Questi dati ci dicono che nel 2018 sono stati effettuati un totale di 149.337 cicli di fecondazione in vitro, che rappresenta un aumento del 6% rispetto all’anno precedente e del 28% rispetto al primo record , che era il 2014.
D’altra parte è interessante notare che, sebbene nel nostro Paese le nascite complessivamente diminuiscano, aumenta il numero di bambini nati grazie ai trattamenti di riproduzione assistita. Nello specifico, grazie ai trattamenti effettuati nel 2018 sono nati 37.094 bambini, il che colloca il tasso di maschi e femmine nati attraverso la riproduzione assistita sopra il 9% del totale delle nascite pubblicato dall’Istituto Nazionale di Statistica (INE ). Questa cifra, che aumenta ogni anno, dimostra l’impatto che i progressi della medicina riproduttiva hanno sui tassi di natalità in Spagna.
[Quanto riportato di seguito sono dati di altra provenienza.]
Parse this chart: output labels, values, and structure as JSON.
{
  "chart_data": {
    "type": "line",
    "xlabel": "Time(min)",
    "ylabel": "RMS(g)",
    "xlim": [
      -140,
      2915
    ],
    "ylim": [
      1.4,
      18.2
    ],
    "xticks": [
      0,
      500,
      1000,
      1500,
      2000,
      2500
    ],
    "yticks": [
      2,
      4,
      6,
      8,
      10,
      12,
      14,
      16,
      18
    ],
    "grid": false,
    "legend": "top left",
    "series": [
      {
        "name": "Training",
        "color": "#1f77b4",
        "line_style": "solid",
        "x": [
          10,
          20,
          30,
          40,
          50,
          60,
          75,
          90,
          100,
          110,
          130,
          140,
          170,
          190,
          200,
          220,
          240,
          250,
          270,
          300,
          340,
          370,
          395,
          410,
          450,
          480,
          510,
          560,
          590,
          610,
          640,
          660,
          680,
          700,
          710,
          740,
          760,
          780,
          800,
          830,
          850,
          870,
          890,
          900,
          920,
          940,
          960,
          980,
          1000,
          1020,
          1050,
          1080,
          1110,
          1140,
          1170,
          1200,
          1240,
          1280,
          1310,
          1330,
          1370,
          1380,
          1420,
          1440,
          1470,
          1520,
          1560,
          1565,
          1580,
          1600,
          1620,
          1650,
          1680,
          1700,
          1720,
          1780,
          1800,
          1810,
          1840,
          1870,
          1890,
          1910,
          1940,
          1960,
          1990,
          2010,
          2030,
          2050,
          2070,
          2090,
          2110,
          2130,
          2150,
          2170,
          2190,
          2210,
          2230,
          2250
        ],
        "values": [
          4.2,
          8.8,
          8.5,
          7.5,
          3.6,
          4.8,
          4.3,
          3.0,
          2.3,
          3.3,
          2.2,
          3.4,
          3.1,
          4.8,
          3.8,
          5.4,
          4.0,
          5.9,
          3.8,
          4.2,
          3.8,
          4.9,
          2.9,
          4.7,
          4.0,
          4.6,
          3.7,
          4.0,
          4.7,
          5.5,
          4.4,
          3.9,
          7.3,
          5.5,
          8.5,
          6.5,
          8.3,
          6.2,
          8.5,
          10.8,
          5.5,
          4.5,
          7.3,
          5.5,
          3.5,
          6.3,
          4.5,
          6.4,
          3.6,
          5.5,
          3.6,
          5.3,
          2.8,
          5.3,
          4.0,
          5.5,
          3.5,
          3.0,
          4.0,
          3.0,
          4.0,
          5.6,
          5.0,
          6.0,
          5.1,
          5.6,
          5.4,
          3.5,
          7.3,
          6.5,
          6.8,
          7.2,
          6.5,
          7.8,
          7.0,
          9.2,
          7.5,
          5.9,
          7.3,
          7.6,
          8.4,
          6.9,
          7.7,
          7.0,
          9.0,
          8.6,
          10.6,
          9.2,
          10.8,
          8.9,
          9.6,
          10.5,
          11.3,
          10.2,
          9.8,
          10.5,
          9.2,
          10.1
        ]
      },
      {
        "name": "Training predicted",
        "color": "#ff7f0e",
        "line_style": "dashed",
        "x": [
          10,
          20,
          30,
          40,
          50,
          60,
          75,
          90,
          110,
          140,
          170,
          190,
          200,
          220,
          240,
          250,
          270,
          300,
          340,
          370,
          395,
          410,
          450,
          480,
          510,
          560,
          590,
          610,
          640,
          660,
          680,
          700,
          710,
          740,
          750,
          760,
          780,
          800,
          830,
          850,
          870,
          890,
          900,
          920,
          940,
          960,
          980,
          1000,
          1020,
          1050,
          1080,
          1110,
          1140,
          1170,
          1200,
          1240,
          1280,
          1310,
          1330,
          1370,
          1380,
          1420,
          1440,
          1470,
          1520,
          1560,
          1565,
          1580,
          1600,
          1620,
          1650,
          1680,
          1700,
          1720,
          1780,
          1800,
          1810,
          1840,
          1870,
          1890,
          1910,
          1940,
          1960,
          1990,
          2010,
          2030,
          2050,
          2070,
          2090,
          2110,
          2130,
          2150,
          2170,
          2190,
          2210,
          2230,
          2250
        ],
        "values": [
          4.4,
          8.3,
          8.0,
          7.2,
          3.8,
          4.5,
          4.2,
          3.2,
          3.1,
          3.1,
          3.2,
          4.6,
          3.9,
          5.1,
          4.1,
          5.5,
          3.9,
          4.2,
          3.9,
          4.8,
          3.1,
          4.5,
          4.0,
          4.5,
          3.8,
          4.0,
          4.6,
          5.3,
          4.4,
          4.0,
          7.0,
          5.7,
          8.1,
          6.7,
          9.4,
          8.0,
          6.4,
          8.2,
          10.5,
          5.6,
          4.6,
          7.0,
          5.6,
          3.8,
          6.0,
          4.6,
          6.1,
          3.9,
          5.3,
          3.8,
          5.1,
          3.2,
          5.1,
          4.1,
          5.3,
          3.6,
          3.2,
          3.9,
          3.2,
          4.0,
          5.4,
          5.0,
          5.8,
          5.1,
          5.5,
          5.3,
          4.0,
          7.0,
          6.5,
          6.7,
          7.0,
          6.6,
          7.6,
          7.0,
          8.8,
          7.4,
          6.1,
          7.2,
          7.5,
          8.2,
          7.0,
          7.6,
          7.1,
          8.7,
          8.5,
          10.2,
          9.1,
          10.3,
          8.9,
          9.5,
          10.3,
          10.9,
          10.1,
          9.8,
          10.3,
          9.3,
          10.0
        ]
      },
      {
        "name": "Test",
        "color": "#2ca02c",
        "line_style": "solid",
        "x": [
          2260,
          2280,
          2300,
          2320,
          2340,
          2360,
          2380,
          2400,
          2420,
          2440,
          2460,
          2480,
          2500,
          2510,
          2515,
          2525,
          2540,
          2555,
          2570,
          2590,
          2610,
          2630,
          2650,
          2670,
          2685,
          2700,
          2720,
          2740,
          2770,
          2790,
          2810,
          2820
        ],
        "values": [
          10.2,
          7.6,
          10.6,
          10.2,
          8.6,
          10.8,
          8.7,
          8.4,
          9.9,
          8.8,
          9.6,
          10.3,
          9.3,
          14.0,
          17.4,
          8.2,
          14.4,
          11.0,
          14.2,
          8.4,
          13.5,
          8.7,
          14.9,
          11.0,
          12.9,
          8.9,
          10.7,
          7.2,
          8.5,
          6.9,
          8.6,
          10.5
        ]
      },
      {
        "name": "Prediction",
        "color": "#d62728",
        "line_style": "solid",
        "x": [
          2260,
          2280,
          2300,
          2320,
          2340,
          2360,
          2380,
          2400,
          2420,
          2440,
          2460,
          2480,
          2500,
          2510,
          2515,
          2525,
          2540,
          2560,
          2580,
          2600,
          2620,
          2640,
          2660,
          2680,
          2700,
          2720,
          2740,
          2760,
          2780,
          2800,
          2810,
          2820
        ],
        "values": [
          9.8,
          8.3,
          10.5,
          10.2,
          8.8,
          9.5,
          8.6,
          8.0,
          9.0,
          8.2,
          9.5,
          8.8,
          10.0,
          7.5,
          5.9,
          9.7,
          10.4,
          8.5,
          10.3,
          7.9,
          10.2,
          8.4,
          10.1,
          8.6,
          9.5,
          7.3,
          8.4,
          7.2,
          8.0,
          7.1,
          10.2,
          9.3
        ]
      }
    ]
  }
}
Inoltre, le gravidanze multiple stanno diminuendo grazie alla consapevolezza della comunità medica e dei pazienti sul pericolo delle gestazioni multiple. Nel rapporto le nascite multiple rappresentano il 13% del totale, quando nel 2014 il tasso era del 21%.
Un altro dato interessante e in crescita è quello del trasferimento di embrioni crioconservati: rappresentano il 26% di tutti i trasferimenti effettuati nel 2018.